The Federal Government touts a conviction rate of more than 90%, largely represented by guilty pleas, not trial wins. The government specializes in producing statistics that invite the inference they want, so there should be no surprises here.
But how does the Government manage to win so convincingly? Rather than entertain the notion that presumably innocent people get paraded around in the "cuff and stuff walk of shame" or stuffed away in a cell for a few months awaiting trial, let's look at the hamstringing that goes on behind the scenes of public scrutiny. It starts with the calculated removal of the defendant's ability to hire the best defense attorneys by restraining their assets before the first juror is sworn in. Of course, the official reason will be a flight risk argument or a claim that the accused's funds were products of ill-gotten gain. When the accused - who are Constitutionally presumptively innocent - are prematurely stripped of their ability to wage a meaningful defense, they are, in essence, forced into handing the Government another layup conviction in our assembly line system of justice.
Finally, a pleasant and long overdue overhaul to the Government's "Seize now - Prove Later" tactic is being changed, thanks to arguably one of the best criminal defense attorneys in the nation, Howard Srebnick of Miami, who has delivered a major win for our Sixth Amendment right while dealing a decisive blow to the Government.
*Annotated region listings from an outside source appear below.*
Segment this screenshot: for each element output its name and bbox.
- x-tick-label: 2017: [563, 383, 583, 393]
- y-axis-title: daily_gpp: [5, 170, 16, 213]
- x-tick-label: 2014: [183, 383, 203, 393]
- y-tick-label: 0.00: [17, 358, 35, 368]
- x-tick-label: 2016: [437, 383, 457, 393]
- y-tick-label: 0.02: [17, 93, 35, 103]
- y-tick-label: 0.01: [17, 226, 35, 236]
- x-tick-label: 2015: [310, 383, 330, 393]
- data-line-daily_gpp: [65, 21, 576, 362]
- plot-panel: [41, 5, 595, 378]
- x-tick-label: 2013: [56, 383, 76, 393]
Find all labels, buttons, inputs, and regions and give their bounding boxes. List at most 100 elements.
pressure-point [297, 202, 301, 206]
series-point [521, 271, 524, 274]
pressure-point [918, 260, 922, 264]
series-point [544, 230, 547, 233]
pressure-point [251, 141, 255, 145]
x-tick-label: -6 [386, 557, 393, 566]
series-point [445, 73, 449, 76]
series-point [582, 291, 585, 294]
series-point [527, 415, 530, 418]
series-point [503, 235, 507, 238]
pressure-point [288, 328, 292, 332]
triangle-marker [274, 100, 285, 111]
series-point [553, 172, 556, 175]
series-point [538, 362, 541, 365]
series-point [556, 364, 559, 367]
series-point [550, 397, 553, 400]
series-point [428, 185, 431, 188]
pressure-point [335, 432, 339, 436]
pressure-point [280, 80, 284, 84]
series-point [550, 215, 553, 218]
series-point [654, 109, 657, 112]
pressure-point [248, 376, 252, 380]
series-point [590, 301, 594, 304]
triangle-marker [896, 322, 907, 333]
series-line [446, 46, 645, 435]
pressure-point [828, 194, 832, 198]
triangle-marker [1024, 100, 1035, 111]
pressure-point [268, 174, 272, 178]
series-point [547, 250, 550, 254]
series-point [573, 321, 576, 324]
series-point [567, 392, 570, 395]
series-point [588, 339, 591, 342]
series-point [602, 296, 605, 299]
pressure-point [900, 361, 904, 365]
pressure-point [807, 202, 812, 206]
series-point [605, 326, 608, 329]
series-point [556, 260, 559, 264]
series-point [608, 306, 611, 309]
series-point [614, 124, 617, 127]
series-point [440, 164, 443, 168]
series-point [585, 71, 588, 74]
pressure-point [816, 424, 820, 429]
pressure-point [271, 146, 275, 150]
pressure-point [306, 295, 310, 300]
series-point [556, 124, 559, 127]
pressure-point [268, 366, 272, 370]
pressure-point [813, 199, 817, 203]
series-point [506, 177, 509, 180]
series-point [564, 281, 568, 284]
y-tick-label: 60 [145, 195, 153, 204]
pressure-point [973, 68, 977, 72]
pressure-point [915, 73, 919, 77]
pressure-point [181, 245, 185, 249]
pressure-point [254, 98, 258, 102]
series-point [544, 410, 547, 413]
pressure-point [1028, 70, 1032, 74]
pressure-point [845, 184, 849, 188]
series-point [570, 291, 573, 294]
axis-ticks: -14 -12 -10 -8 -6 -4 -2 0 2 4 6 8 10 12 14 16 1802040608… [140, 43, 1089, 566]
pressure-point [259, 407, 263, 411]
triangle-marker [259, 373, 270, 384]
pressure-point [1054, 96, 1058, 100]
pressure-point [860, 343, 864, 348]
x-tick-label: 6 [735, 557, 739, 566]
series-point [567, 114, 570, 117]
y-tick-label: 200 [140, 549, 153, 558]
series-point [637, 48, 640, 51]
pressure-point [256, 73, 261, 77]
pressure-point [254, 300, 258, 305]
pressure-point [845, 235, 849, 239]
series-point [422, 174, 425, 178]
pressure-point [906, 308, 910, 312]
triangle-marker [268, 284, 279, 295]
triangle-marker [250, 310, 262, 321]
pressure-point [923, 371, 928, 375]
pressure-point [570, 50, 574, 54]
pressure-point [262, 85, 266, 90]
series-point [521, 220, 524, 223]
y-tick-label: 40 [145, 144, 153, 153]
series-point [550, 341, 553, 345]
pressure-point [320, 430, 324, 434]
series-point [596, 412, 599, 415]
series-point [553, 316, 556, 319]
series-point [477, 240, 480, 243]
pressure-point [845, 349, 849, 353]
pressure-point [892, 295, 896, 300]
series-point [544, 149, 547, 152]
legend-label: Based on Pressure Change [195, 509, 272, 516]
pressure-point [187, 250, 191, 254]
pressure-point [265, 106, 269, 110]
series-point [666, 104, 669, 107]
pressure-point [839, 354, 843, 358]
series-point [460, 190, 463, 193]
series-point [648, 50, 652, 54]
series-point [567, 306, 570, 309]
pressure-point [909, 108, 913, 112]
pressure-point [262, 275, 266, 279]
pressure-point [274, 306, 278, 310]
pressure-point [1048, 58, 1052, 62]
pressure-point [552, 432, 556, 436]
On March 30th, in a five-member majority, the Supreme Court ruled the Government cannot freeze untainted assets if that restraint prevents the defendant from hiring a lawyer. This is a critical ruling that will help level the playing field when battling U.S. Attorneys who are not limited by financial or human resources.
The defendant can now meaningfully challenge the Government's case instead of being held hostage to the fixed fee court appointed attorney or woefully under-staffed Public Defender's office whose strategy is universally reduced to emphasizing the enhanced trial penalty and inducing a plea.
Sila Luis was indicted for allegedly running a multi-million dollar Medicare fraud. Sentencing in white-collar cases is primarily driven by the amount of economic loss - and the $45 million dollar loss claimed by the Government exposes Mrs. Silas to decades in prison. Naturally, the Government sought to freeze the remainder of her accounts with the rationale that funds should be reserved for statutory penalties and so forth - already assuming a victory. The odds and history would certainly be against Luis if she were forced to take a number at the Public Defender's office. Now she will able to comprehensively challenge the Government's allegations.
But perhaps the greatest irony to flow from this decision was Luis's decision to hire Mr. Srebnick - a choice that Government argued to remove but now benefits the people. Seize that.